L’image des bras qui flanchent en fin de journée appartient peut-être bientôt au passé dans l’usine Saunier Duval. Depuis quelques mois, la direction du site nantais a équipé ses ouvriers de plusieurs exosquelettes, ces dispositifs mécaniques discrets mais redoutablement efficaces censés soulager les efforts physiques quotidiens. Une petite révolution, silencieuse mais concrète, qui ambitionne de transformer durablement les conditions de travail sur les lignes de production. À l’origine de cette initiative, une volonté assumée de réduire la pénibilité des tâches répétitives. L’entreprise, spécialisée dans la fabrication de chaudières et de pompes à chaleur, a entamé dès l’automne 2024 l’expérimentation de trois premiers équipements. En juin 2025, le dispositif est monté en puissance : huit exosquelettes sont désormais en service, avec d’autres en commande. Fabriqués pour ne pas excéder deux kilos, ces outils, loin des clichés futuristes, passent presque inaperçus sur le dos des opérateurs. Leur usage ne nécessite aucune maintenance particulière et l’adaptation semble immédiate.

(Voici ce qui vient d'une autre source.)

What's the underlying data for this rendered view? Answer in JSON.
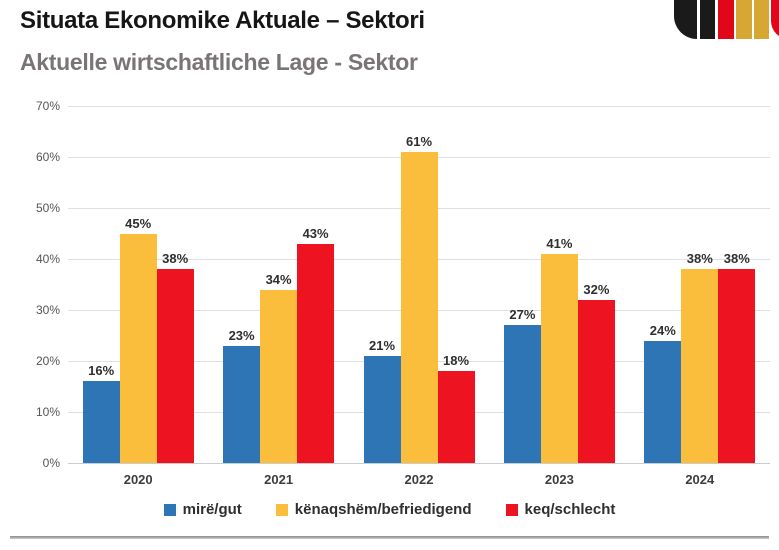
{
  "header": {
    "title": "Situata Ekonomike Aktuale – Sektori",
    "subtitle": "Aktuelle wirtschaftliche Lage - Sektor"
  },
  "logo": {
    "description": "german-flag-color-bars-logo",
    "colors": {
      "black": "#1a1a1a",
      "red": "#e2061a",
      "gold": "#d6a732"
    }
  },
  "chart_data": {
    "type": "bar",
    "categories": [
      "2020",
      "2021",
      "2022",
      "2023",
      "2024"
    ],
    "series": [
      {
        "name": "mirë/gut",
        "color": "#2E75B6",
        "values": [
          16,
          23,
          21,
          27,
          24
        ]
      },
      {
        "name": "kënaqshëm/befriedigend",
        "color": "#FBBE3C",
        "values": [
          45,
          34,
          61,
          41,
          38
        ]
      },
      {
        "name": "keq/schlecht",
        "color": "#EE1320",
        "values": [
          38,
          43,
          18,
          32,
          38
        ]
      }
    ],
    "value_suffix": "%",
    "ylim": [
      0,
      70
    ],
    "ytick_step": 10,
    "yticks": [
      "0%",
      "10%",
      "20%",
      "30%",
      "40%",
      "50%",
      "60%",
      "70%"
    ],
    "grid": true,
    "legend_position": "bottom",
    "data_labels": true
  }
}
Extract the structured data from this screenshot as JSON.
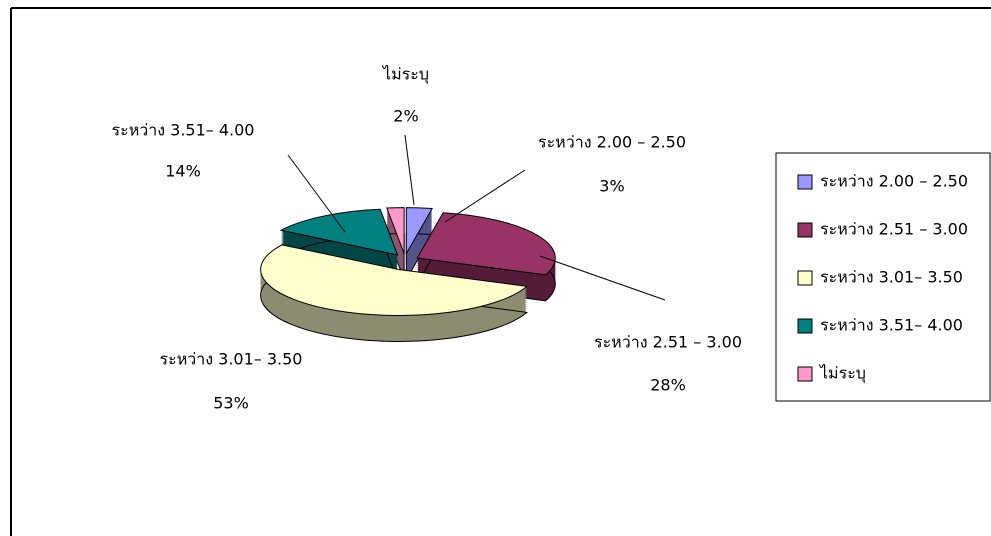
{
  "chart_data": {
    "type": "pie",
    "categories": [
      "ระหว่าง 2.00 – 2.50",
      "ระหว่าง 2.51 – 3.00",
      "ระหว่าง 3.01– 3.50",
      "ระหว่าง 3.51– 4.00",
      "ไม่ระบุ"
    ],
    "values": [
      3,
      28,
      53,
      14,
      2
    ],
    "value_labels": [
      "3%",
      "28%",
      "53%",
      "14%",
      "2%"
    ],
    "colors": [
      "#9999ff",
      "#993366",
      "#ffffcc",
      "#008080",
      "#ff99cc"
    ],
    "legend": "right"
  }
}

Une transformation silencieuse mais décisive
La directrice générale du site, en poste depuis 2023, assure que cette fois, la tentative est la bonne. Une première expérimentation il y a une dizaine d’années avait échoué : les prix, alors proches de 10 000 euros l’unité, rendaient l’initiative inabordable. Aujourd’hui, la facture a fondu (entre 2 000 et 4 000 euros), rendant l’achat nettement plus accessible. L’encadrement se dit attentif aux avancées technologiques et assure que d’autres filiales du groupe Vaillant suivent déjà le projet de près. Sur le terrain, les salariés valident. Laurent, fidèle à la chaîne de production depuis 28 ans, dit sentir immédiatement la différence. Lui qui rentrait chez lui avec les bras en feu n’a plus besoin d’étirements. Lever plusieurs pièces à la fois ne l’épuise plus. Son exosquelette, il ne le quitte plus. Fabrice, un autre employé de l’usine, a mis un peu plus de temps à être convaincu, mais admet volontiers que l’appareil soulage ses gestes au quotidien, même s’il ne le porte que deux heures par jour pour l’instant.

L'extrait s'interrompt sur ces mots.